Luc-Olivier Merson (1846-1920)
Eurydice
Eurydice
Vers 1889
Gouache et émulsion d’or sur panneau
41 x 29,8 cm
Monogrammée en bas à gauche : « LOM »

Exposition :
Rennes, musée des Beaux-Arts, L’étrange Monsieur Merson, 10 décembre 2008–8 mars 2009

Bibliographie :
Francis Ribemont, Anne-Blanche Stévenin, L’étrange Monsieur Merson, Lyon, éditions Lieux Dits, 2008, pp.166-167, n°69 et 70

Fils du peintre et critique d’art Charles-Olivier Merson, Luc-Olivier Merson débute sa formation artistique dans l’atelier de Gustave Chassevent à l’École de Dessin de Paris avant d’intégrer celui d’Isidore Pils à l’École des beaux-arts.
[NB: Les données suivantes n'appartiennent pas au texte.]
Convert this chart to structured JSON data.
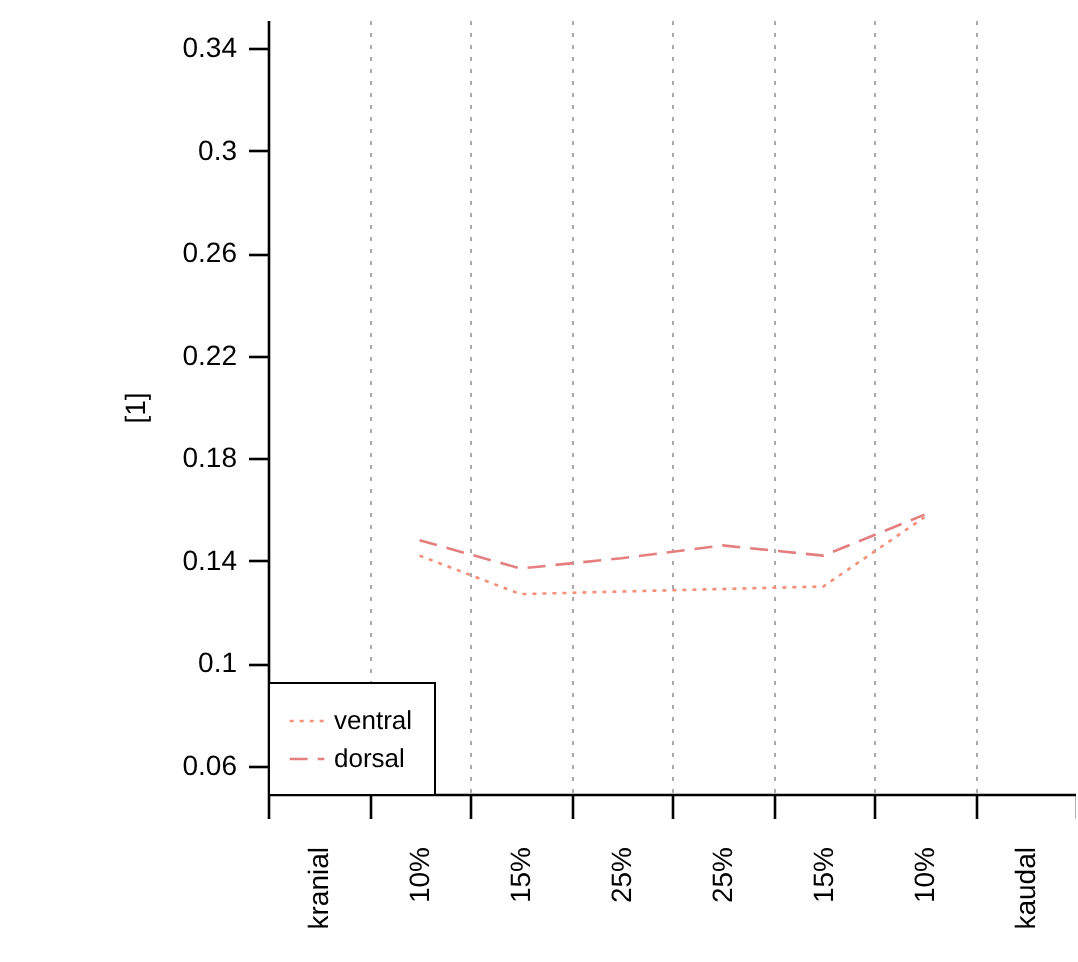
{
  "chart_data": {
    "type": "line",
    "ylabel": "[1]",
    "categories": [
      "kranial",
      "10%",
      "15%",
      "25%",
      "25%",
      "15%",
      "10%",
      "kaudal"
    ],
    "ylim": [
      0.049,
      0.351
    ],
    "yticks": [
      0.06,
      0.1,
      0.14,
      0.18,
      0.22,
      0.26,
      0.3,
      0.34
    ],
    "grid": "x",
    "legend": "bottom left",
    "marker": "none",
    "series": [
      {
        "name": "ventral",
        "color": "#f4907a",
        "line_style": "dotted",
        "values": [
          null,
          0.142,
          0.127,
          0.128,
          0.129,
          0.13,
          0.157,
          null
        ]
      },
      {
        "name": "dorsal",
        "color": "#e57f7f",
        "line_style": "dashed",
        "values": [
          null,
          0.148,
          0.137,
          0.141,
          0.146,
          0.142,
          0.158,
          null
        ]
      }
    ]
  }
}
Dès 1866, le jeune artiste expose au Salon. Trois ans plus tard, Merson est lauréat du prestigieux Prix de Rome et devient ainsi pensionnaire à la Villa Médicis. Fortement marqué par les grands maîtres italiens, il se consacre à la peinture historique et religieuse. De retour en France en 1875, l’artiste est récompensé d’une médaille de première classe au Salon de la même année pour son tableau Le Sacrifice à la Patrie, commémorant les victimes de la guerre de 1870. Entre 1906 et 1911, Merson dirige son propre atelier à l’École des beaux-arts où il forme des artistes tels que Bernard Boutet de Monvel et Louis Barillet.
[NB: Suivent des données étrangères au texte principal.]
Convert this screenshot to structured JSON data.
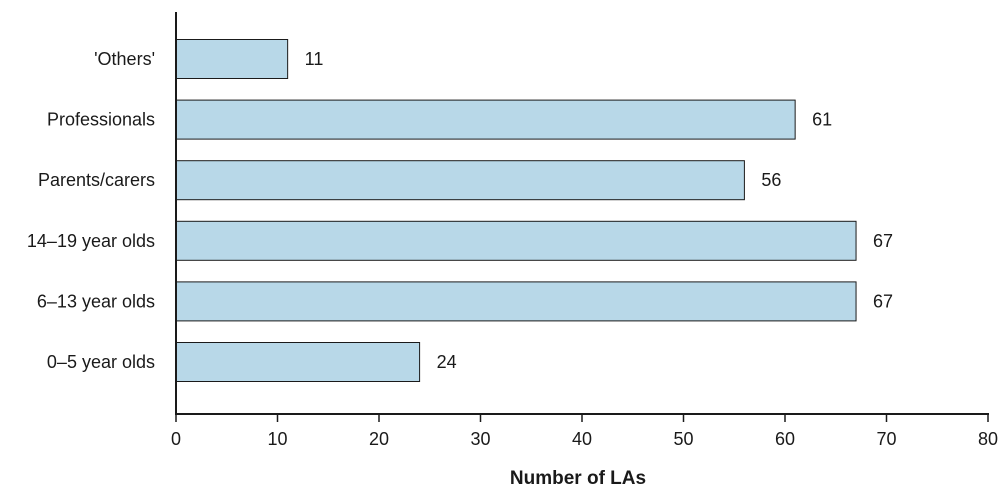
{
  "chart_data": {
    "type": "bar",
    "orientation": "horizontal",
    "title": "",
    "xlabel": "Number of LAs",
    "ylabel": "",
    "categories": [
      "'Others'",
      "Professionals",
      "Parents/carers",
      "14–19 year olds",
      "6–13 year olds",
      "0–5 year olds"
    ],
    "values": [
      11,
      61,
      56,
      67,
      67,
      24
    ],
    "data_labels": [
      "11",
      "61",
      "56",
      "67",
      "67",
      "24"
    ],
    "xlim": [
      0,
      80
    ],
    "xticks": [
      0,
      10,
      20,
      30,
      40,
      50,
      60,
      70,
      80
    ],
    "grid": false,
    "legend": "none",
    "bar_color": "#b8d8e8",
    "axis_color": "#1a1a1a"
  }
}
Merson est l’auteur de grandes peintures murales parisiennes, notamment pour le Palais de Justice en 1877, le cabinet du recteur de la Sorbonne, le grand escalier de l’Opéra Comique et enfin, de l’escalier des fêtes et les coupoles des salons d’arrivée de l’hôtel de ville. Il illustre aussi des ouvrages de ses célèbres contemporains – Victor Hugo, Gustave Flaubert, Prosper Mérimée et Alfred de Musset – et dessine même des modèles de billets pour la Banque de France. L’artiste décline l’art sous toutes ses formes, toujours curieux et soucieux du travail qu’il accomplit, peu importe le domaine.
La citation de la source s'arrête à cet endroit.